Munn caught my lady's hand and kissed it, and Merrylips clung to her. Between laughing and crying she tried to say how glad she was, how grateful she should always be!
"Come, little heart, and we will hit upon some plan!" bade Lady Caversham, and led her from the room.
As Merrylips went with her, she heard Lord Caversham say: "Nay, if thou hast undertaken it, my wife, the plan is already as good as found, I warrant me!" and he laughed as he said it.
Indeed, matters went fast in the next hours, under Lady Caversham's rule. Merrylips lay in bed and rested, against a long journey. Meantime, Allison and Betteris flew in and out, and brought her tidings, and sweetmeats, and little clothes, which they tried upon her, and then snipped and stitched to suit her figure. But all the little clothes were boy's clothes.
"And am I never to be a girl again?" asked Merrylips, rather anxiously.
Betteris laughed and would have teased her. But gentle Allison made haste to tell her why the grown folk wished her still to wear her boy's dress and keep her boy's name.
"My father and Mr. Lowry, though not friends, are yet hand and glove in much business that pertaineth to the cause of the Parliament," said Allison. "So 'twere most unhappy, for divers reasons, if a breach were made between them, as there surely would be, were Mr. Lowry to find that his little ward was helped hence by my father's aid.

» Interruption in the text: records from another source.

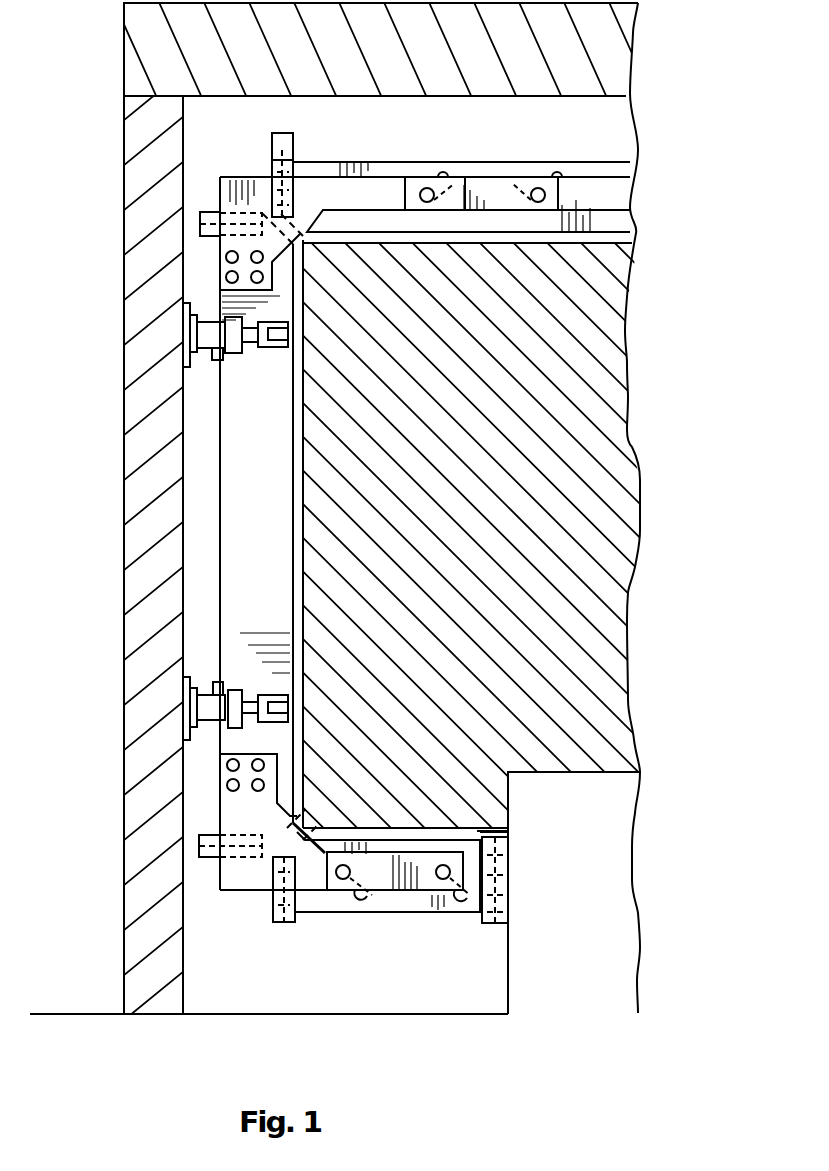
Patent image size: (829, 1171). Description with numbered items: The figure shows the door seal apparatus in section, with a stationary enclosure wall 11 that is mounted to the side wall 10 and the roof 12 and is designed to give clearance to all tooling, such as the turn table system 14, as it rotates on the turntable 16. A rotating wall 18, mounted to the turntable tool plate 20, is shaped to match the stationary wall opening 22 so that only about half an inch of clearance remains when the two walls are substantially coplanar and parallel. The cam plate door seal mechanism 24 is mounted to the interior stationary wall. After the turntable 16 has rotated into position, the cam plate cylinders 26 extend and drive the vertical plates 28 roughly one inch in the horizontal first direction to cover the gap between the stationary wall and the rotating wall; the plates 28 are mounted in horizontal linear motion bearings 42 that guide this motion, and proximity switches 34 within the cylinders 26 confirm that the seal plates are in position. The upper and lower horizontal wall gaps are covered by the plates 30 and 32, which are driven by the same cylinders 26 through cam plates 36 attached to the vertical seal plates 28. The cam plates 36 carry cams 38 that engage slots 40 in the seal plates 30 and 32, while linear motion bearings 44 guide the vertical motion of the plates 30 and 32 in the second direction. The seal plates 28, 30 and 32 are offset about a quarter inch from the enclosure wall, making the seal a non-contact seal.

The side wall 10 is at (135, 183).
The stationary enclosure wall 11 is at (200, 136).
The roof 12 is at (138, 45).
The turn table system 14 is at (414, 568).
The turntable 16 is at (623, 803).
The rotating wall 18 is at (613, 280).
The turntable tool plate 20 is at (597, 765).
The stationary wall opening 22 is at (302, 250).
The cam plate door seal mechanism 24 is at (175, 533).
The cam plate cylinders 26 is at (186, 340).
The vertical plates 28 is at (228, 515).
The upper seal plate 30 is at (403, 220).
The lower seal plate 32 is at (398, 847).
The proximity switches 34 is at (222, 358).
The cam plates 36 is at (302, 237).
The cams 38 is at (547, 187).
The slots 40 is at (550, 167).
The horizontal linear motion bearings 42 is at (200, 242).
The linear motion bearings 44 is at (287, 145).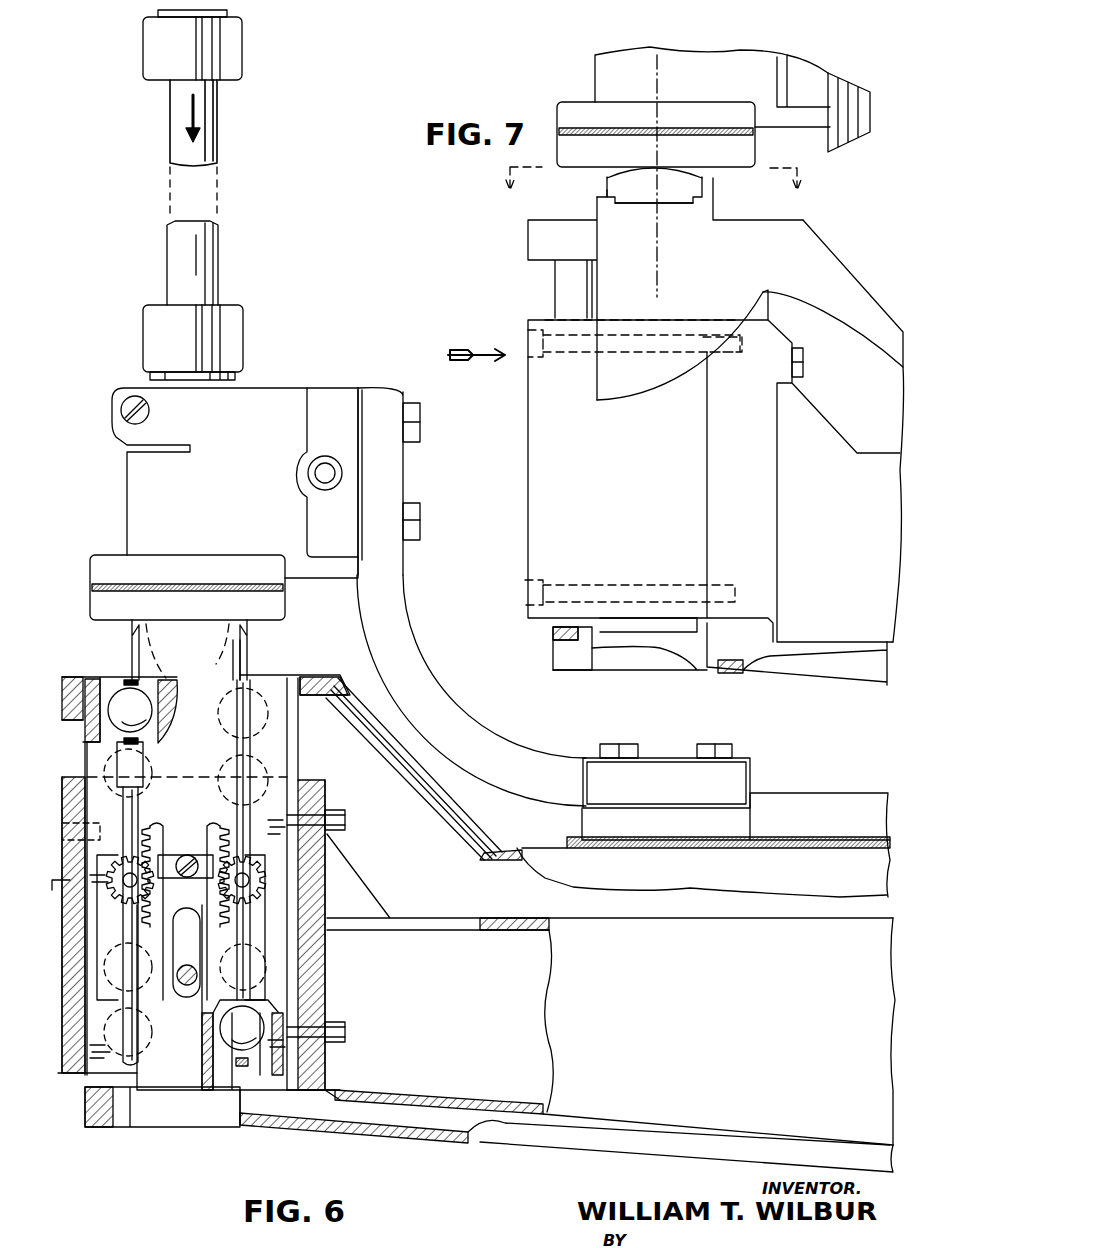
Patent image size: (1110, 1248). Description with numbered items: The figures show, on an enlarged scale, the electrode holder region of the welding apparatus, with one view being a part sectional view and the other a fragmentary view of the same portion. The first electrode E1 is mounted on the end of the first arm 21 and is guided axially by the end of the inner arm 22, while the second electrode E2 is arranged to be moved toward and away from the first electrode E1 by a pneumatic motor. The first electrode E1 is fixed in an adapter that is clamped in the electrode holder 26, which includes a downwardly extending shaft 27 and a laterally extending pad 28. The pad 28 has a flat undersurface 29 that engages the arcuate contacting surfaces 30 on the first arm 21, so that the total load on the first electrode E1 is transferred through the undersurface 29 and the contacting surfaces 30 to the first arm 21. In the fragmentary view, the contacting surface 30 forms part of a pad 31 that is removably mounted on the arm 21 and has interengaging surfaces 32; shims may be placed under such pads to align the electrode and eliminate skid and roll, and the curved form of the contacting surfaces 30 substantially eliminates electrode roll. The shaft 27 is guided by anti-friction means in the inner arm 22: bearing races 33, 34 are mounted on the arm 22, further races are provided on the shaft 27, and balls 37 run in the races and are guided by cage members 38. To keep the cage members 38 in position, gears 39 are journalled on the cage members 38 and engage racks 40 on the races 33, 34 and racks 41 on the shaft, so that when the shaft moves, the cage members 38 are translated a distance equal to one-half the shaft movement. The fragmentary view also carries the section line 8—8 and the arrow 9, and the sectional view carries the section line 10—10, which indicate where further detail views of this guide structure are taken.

In FIG. 6, the first electrode E1 is at (218, 242).
In FIG. 6, the second electrode E2 is at (222, 140).
In FIG. 7, the section line 8— 8 is at (655, 189).
In FIG. 7, the arrow 9 is at (476, 373).
In FIG. 6, the section line 10— 10 is at (180, 880).
In FIG. 6, the first arm 21 is at (490, 1128).
In FIG. 7, the first arm 21 is at (813, 240).
In FIG. 6, the inner arm 22 is at (400, 1105).
In FIG. 7, the inner arm 22 is at (868, 463).
In FIG. 6, the electrode holder 26 is at (143, 495).
In FIG. 7, the electrode holder 26 is at (732, 172).
In FIG. 6, the shaft 27 is at (224, 663).
In FIG. 6, the pad 28 is at (105, 600).
In FIG. 7, the pad 28 is at (656, 134).
In FIG. 6, the flat undersurface 29 is at (105, 620).
In FIG. 7, the flat undersurface 29 is at (723, 173).
In FIG. 6, the arcuate contacting surfaces 30 is at (187, 651).
In FIG. 7, the arcuate contacting surfaces 30 is at (602, 183).
In FIG. 7, the pad 31 is at (605, 188).
In FIG. 7, the interengaging surfaces 32 is at (632, 208).
In FIG. 6, the bearing race 33 is at (88, 757).
In FIG. 6, the bearing race 34 is at (283, 753).
In FIG. 6, the balls 37 is at (113, 680).
In FIG. 6, the cage members 38 is at (120, 1067).
In FIG. 6, the gears 39 is at (186, 997).
In FIG. 6, the racks 40 is at (92, 920).
In FIG. 6, the racks 41 is at (207, 835).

"So all our household are pledged to silence, touching the fact that Tibbott Venner is in truth the little maid Sybil. And my father truly can say that he never saw thee, save in boy's dress and bearing a boy's name. And in that name thy safe conduct will be made out, and thou shalt ride hence Cornet Venner's young brother, upon whom Mr. Lowry hath no claim."

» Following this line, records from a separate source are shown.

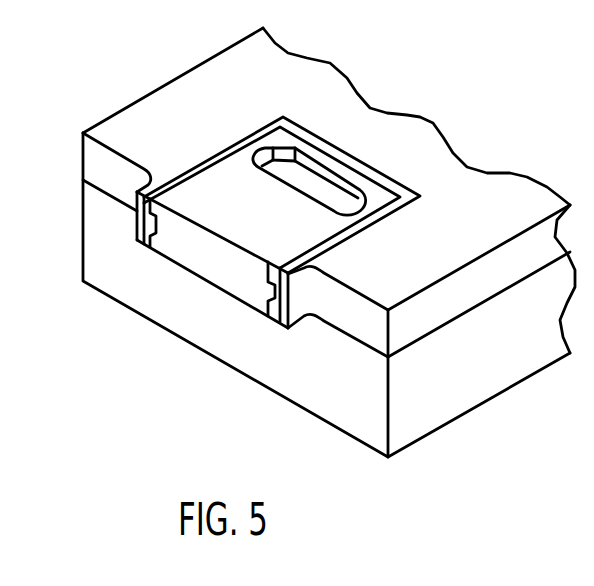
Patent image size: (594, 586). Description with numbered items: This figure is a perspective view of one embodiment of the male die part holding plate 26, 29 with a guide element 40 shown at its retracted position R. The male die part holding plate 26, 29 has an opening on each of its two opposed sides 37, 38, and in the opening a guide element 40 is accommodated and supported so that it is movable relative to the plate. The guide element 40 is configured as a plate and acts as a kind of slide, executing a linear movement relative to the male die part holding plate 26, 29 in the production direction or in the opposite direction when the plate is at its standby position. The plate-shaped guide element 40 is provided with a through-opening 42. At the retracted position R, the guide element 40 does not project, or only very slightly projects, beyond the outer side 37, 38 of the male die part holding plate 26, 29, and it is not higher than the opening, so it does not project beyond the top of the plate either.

The male die part holding plate 26 is at (329, 242).
The male die part holding plate 29 is at (299, 92).
The guide element 40 is at (280, 246).
The retracted position R is at (280, 246).
The through-opening 42 is at (328, 192).
The opposed side 37 is at (219, 317).
The opposed side 38 is at (288, 318).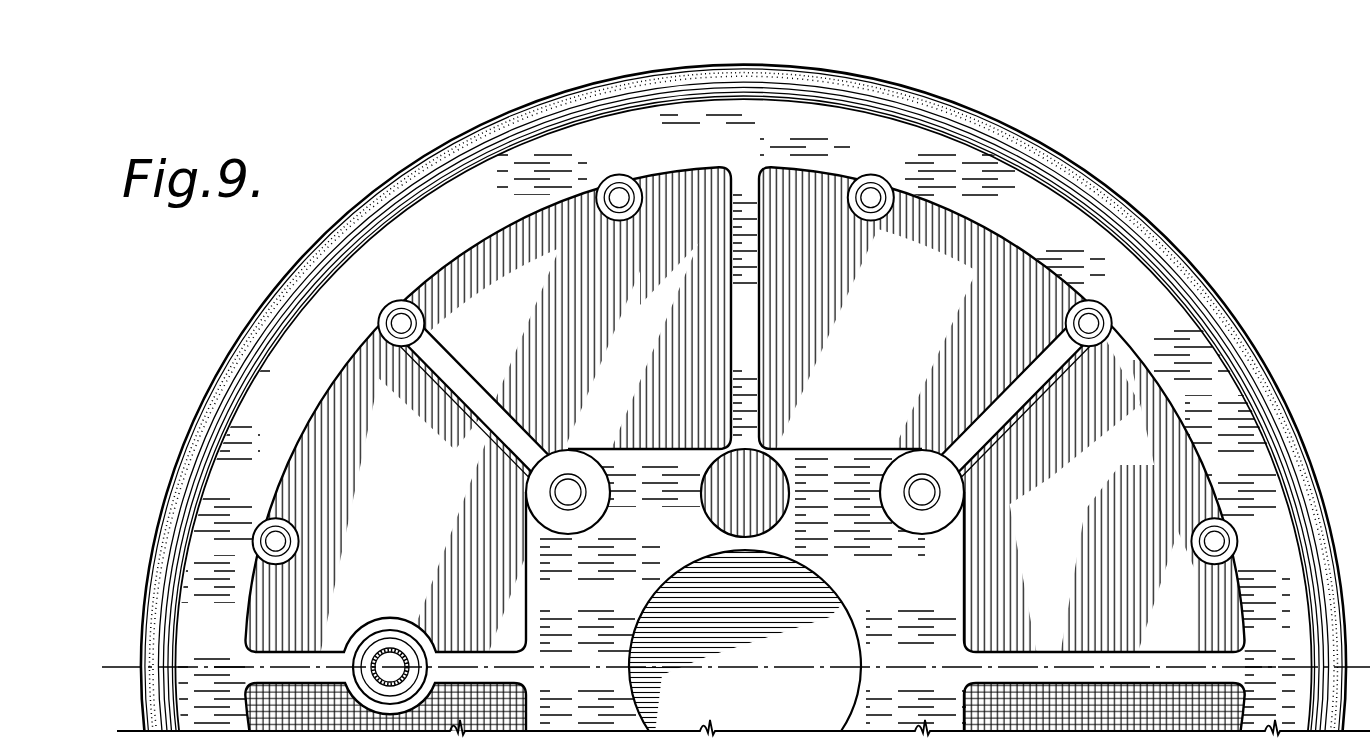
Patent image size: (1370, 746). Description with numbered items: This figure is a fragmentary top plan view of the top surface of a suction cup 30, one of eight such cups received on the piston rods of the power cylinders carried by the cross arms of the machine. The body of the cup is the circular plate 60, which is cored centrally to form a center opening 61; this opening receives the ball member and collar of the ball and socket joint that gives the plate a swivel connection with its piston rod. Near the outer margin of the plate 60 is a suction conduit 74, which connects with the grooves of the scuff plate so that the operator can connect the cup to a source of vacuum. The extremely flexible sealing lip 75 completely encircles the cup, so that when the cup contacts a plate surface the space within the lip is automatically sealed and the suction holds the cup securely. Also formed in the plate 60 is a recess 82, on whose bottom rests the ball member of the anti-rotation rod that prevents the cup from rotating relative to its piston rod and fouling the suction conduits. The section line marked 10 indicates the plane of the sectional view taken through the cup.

"But surely when he seeth me, he will know me, whatever dress I wear," urged Merrylips. "And he is coming hither to seek me."
"Nay," cried Betteris, "'tis not to seek thy little self that Lowry is posting hither. He cometh on Parliament business. Perchance thou mightst even bide here, and he not spy thee, but 'tis too perilous for us to venture that. So to-morrow morn, when Mr. Lowry will ride in at the east gate, as his letter gave my father to know, thou shalt ride out at the west gate, and little Robert Lucas, and my brother, and thine own brother shall ride with thee. For my father will strain a point and set thy brother free on his own promise not to bear arms till an exchange may duly be arranged for him."